Multi-Channel Spend Reallocation

From use case: Multi-Channel Spend Reallocation

A global fast-moving consumer goods company implemented continuous AI-powered marketing mix modeling updates using cloud-based automation to evaluate channel contributions across digital and offline media. Over a six-month period, the organization achieved a 20% improvement in marketing efficiency by reallocating spend from low-performing television regions to digital channels with higher measured elasticity, as reported in a 2025 Phable analysis of AI-powered marketing mix modeling deployments. The modeling approach used Bayesian regression to estimate baseline sales and incremental lift by channel, enabling the marketing team to run scenario analyses before committing budget changes.

In a separate implementation, a Turkish kitchenware retailer with over 2,000 products adopted AI-powered campaign optimization between May 2024 and Feb. 2025 to address inefficiencies in its digital advertising. Prior to implementation, 62% of the company's ad spend went to conversions with above-average costs because manual reviews of return on ad spend could not keep pace with market changes. The AI system sorted products into three performance tiers based on real-time return on ad spend and sales data, automatically reallocating budget from underperforming product groups to high-demand items during critical selling periods, as documented in a 2025 Emplicit case study of AI-driven pay-per-click optimization.

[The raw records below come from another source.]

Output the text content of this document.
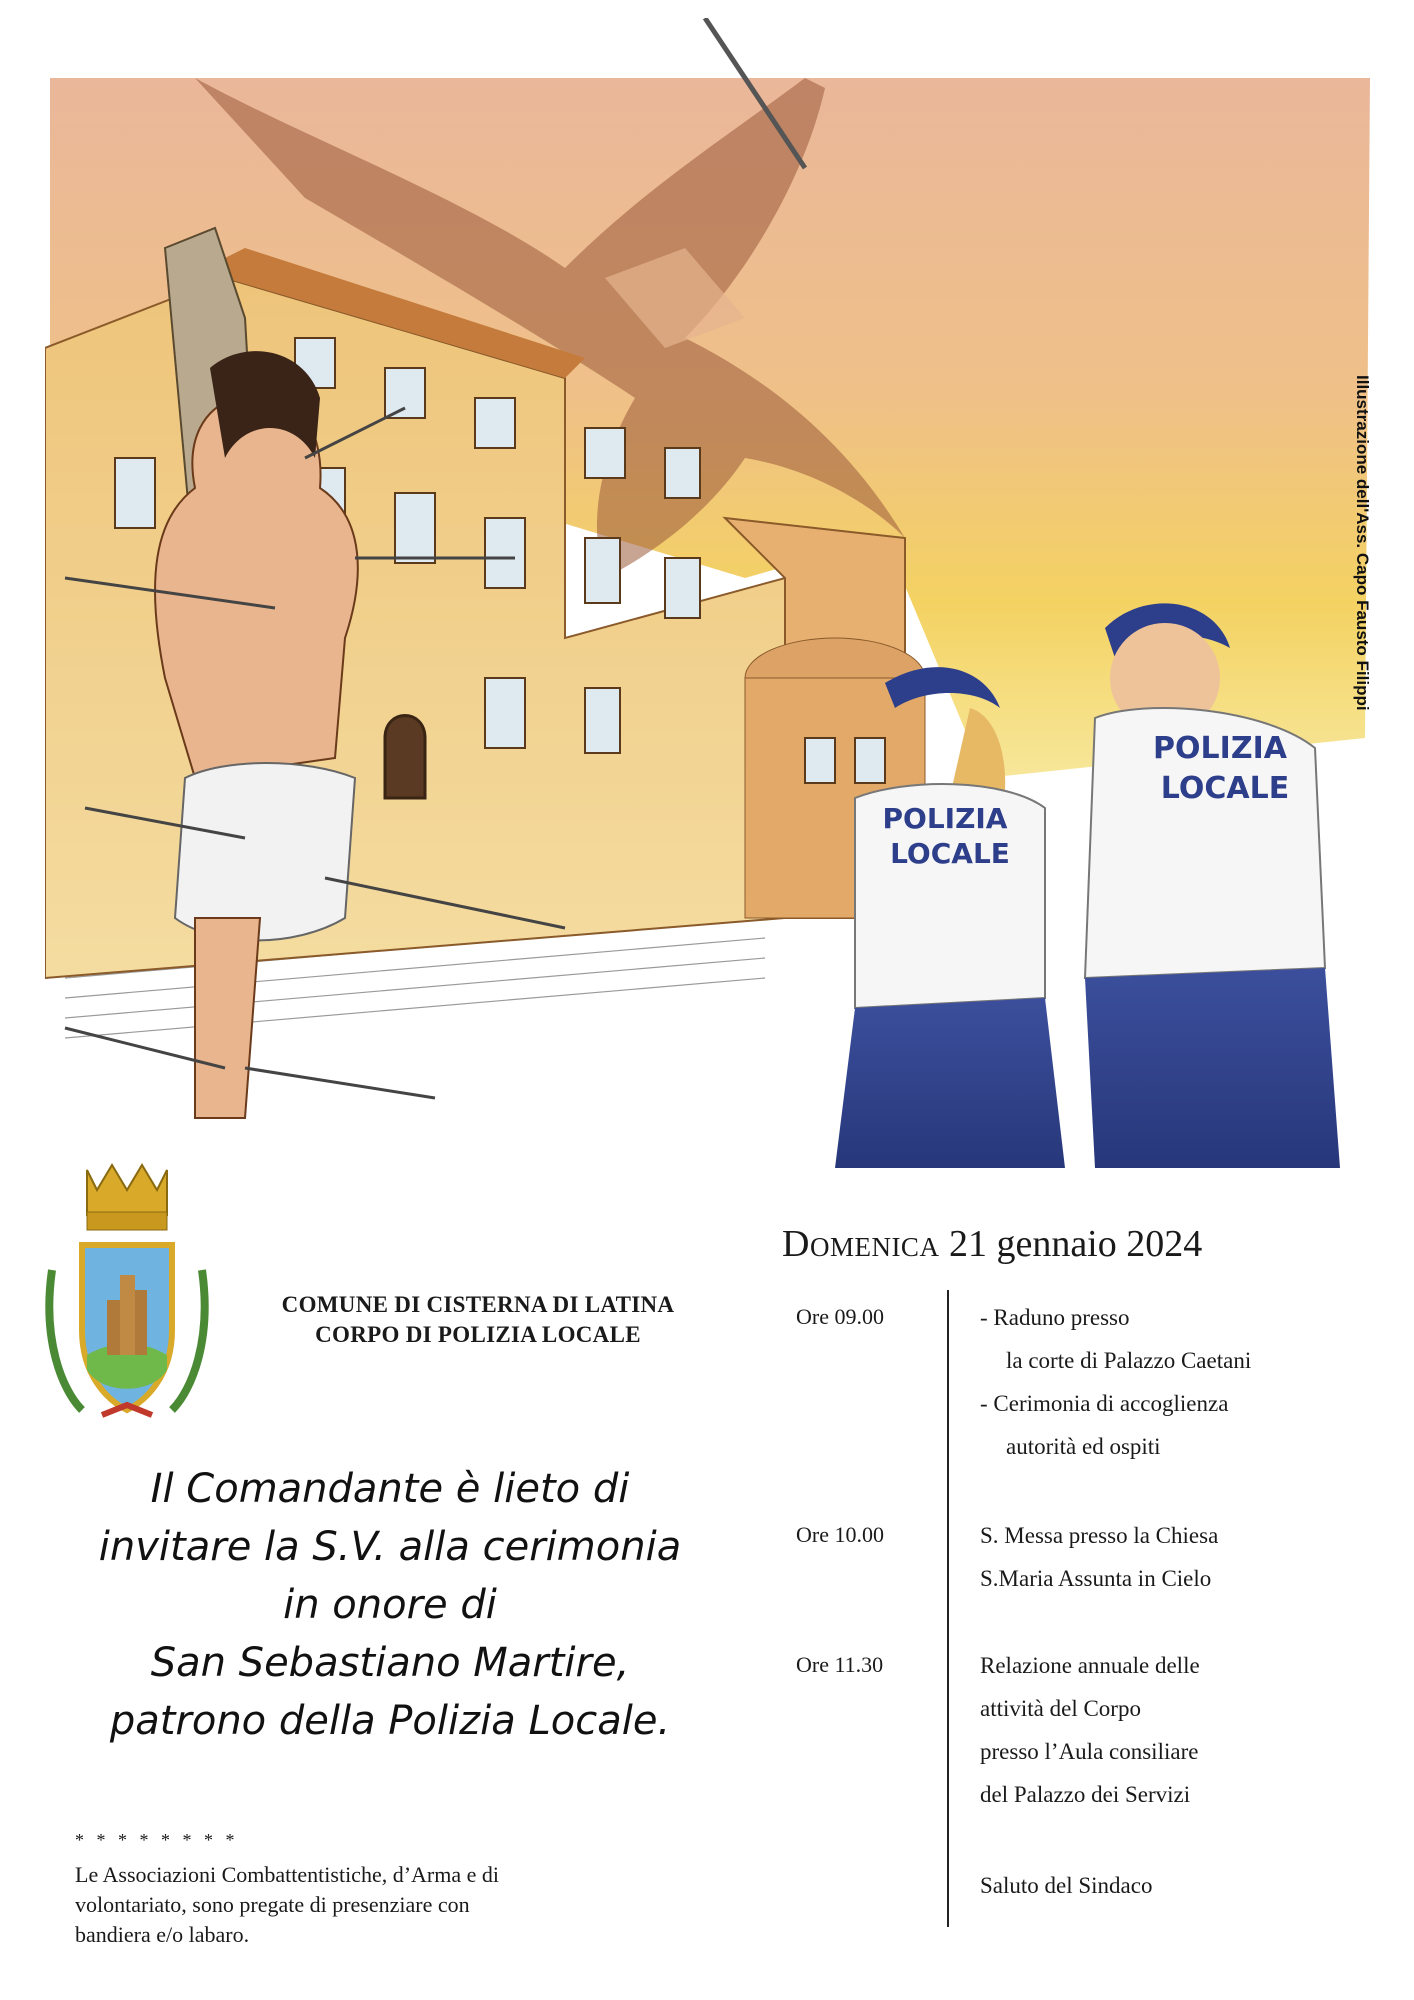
POLIZIA
LOCALE
POLIZIA
LOCALE
Illustrazione dell'Ass. Capo Fausto Filippi
COMUNE DI CISTERNA DI LATINA
CORPO DI POLIZIA LOCALE
Il Comandante è lieto di
invitare la S.V. alla cerimonia
in onore di
San Sebastiano Martire,
patrono della Polizia Locale.
* * * * * * * *
Le Associazioni Combattentistiche, d’Arma e di
volontariato, sono pregate di presenziare con
bandiera e/o labaro.
Domenica 21 gennaio 2024
Ore 09.00	- Raduno presso
la corte di Palazzo Caetani
- Cerimonia di accoglienza
autorità ed ospiti
Ore 10.00	S. Messa presso la Chiesa
S.Maria Assunta in Cielo
Ore 11.30	Relazione annuale delle
attività del Corpo
presso l’Aula consiliare
del Palazzo dei Servizi
Saluto del Sindaco
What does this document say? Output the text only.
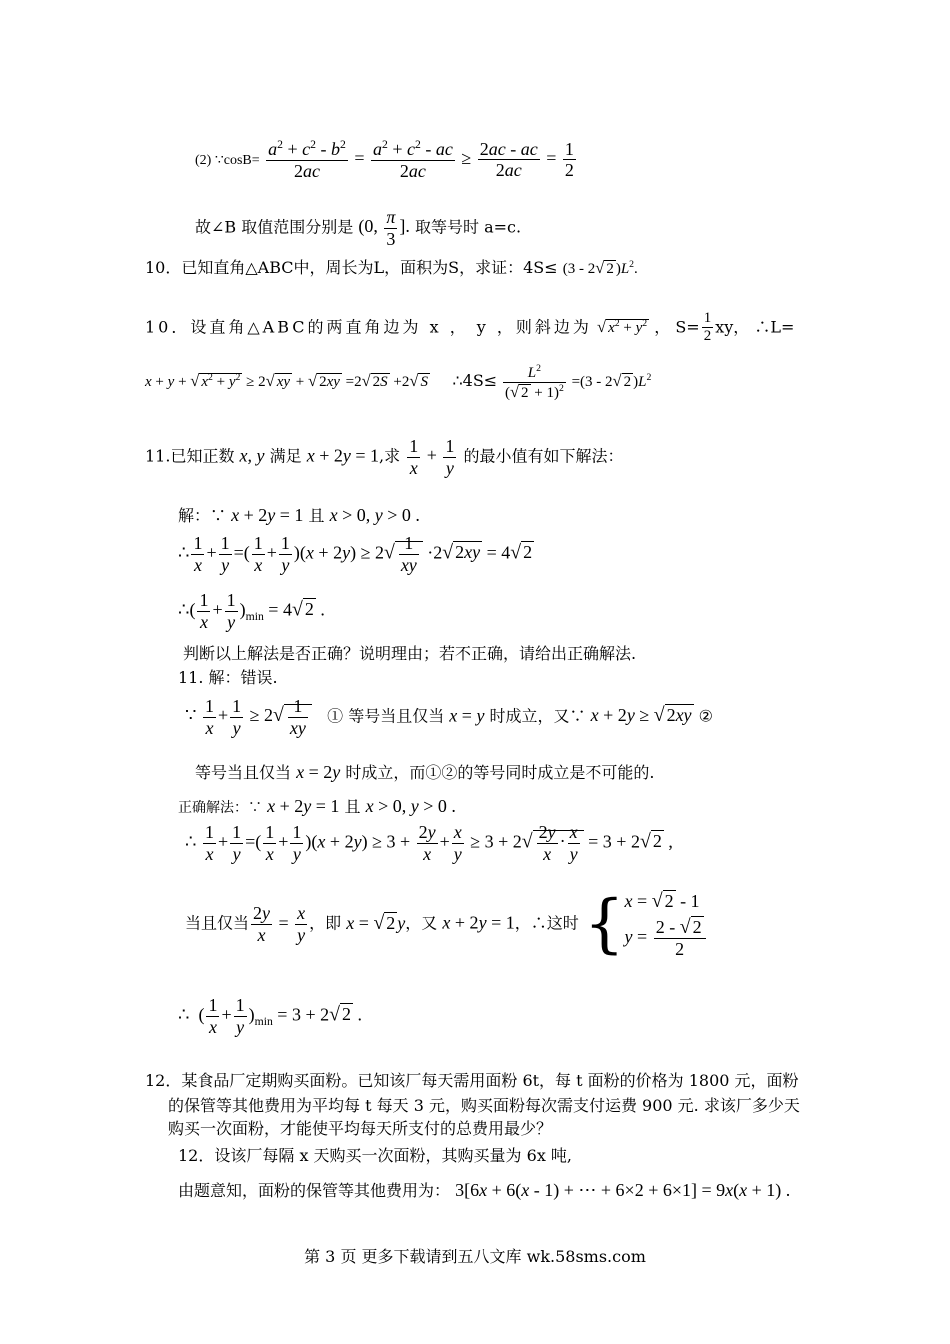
(2) ∵cosB= $\frac{a^2 + c^2 - b^2}{2ac} = \frac{a^2 + c^2 - ac}{2ac} \ge \frac{2ac - ac}{2ac} = \frac{1}{2}$
故∠B 取值范围分别是 (0, $\frac{\pi}{3}$ ]. 取等号时 a=c.
10．已知直角△ABC中，周长为L，面积为S，求证：4S≤ (3 - 2√ 2 )$L^2$.
10．设直角△ABC的两直角边为 x ， y ，则斜边为 √ $x^2 + y^2$ ， $S= \frac{1}{2}$ xy， ∴L=
x + y + √ $x^2 + y^2 \ge 2√$ xy + √ 2xy =2√ 2S +2√ S ∴4S≤ $\frac{L^2}{(√ 2 + 1)^2} =(3 - 2√$ 2 )$L^2$
11.已知正数 x, y 满足 x + 2y = 1,求 $\frac{1}{x} + \frac{1}{y}$ 的最小值有如下解法：
解：∵ x + 2y = 1 且 x > 0, y > 0 .
∴ $\frac{1}{x} + \frac{1}{y}$ =( $\frac{1}{x} + \frac{1}{y} )(x + 2y) \ge 2√ \frac{1}{xy} \cdot 2√$ 2xy = 4√ 2
∴( $\frac{1}{x} + \frac{1}{y} )_{min} = 4√$ 2 .
判断以上解法是否正确？说明理由；若不正确，请给出正确解法.
11. 解：错误.
∵ $\frac{1}{x} + \frac{1}{y} \ge 2√ \frac{1}{xy}$ ① 等号当且仅当 x = y 时成立，又∵ x + 2y ≥ √ 2xy ②
等号当且仅当 x = 2y 时成立，而①②的等号同时成立是不可能的.
正确解法：∵ x + 2y = 1 且 x > 0, y > 0 .
∴ $\frac{1}{x} + \frac{1}{y}$ =( $\frac{1}{x} + \frac{1}{y} )(x + 2y) \ge 3 + \frac{2y}{x} + \frac{x}{y} \ge 3 + 2√ \frac{2y}{x} \cdot \frac{x}{y} = 3 + 2√$ 2 ,
当且仅当 $\frac{2y}{x} = \frac{x}{y}$ ，即 x = √ 2 y，又 x + 2y = 1，∴这时 { x = √ 2 - 1
$y = \frac{2 - √ 2}{2}$
∴  ( $\frac{1}{x} + \frac{1}{y} )_{min} = 3 + 2√$ 2 .
12．某食品厂定期购买面粉。已知该厂每天需用面粉 6t，每 t 面粉的价格为 1800 元，面粉
的保管等其他费用为平均每 t 每天 3 元，购买面粉每次需支付运费 900 元. 求该厂多少天
购买一次面粉，才能使平均每天所支付的总费用最少？
12．设该厂每隔 x 天购买一次面粉，其购买量为 6x 吨,
由题意知，面粉的保管等其他费用为： 3[6x + 6(x - 1) + ⋯ + 6×2 + 6×1] = 9x(x + 1) .
第 3 页 更多下载请到五八文库 wk.58sms.com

A 2025 EMARKETER and TransUnion survey of brand and agency marketers in the United States found that nearly 47% plan to invest more in marketing mix modeling over the next year, while 36% plan increased investment in incrementality testing. Over half of respondents reported already using incrementality testing and experiments, reflecting the methodology's rapid adoption as privacy changes erode traditional tracking. These adoption patterns confirm that multi-channel spend reallocation has moved from experimental pilot to operational priority for mid-market and enterprise commerce organizations.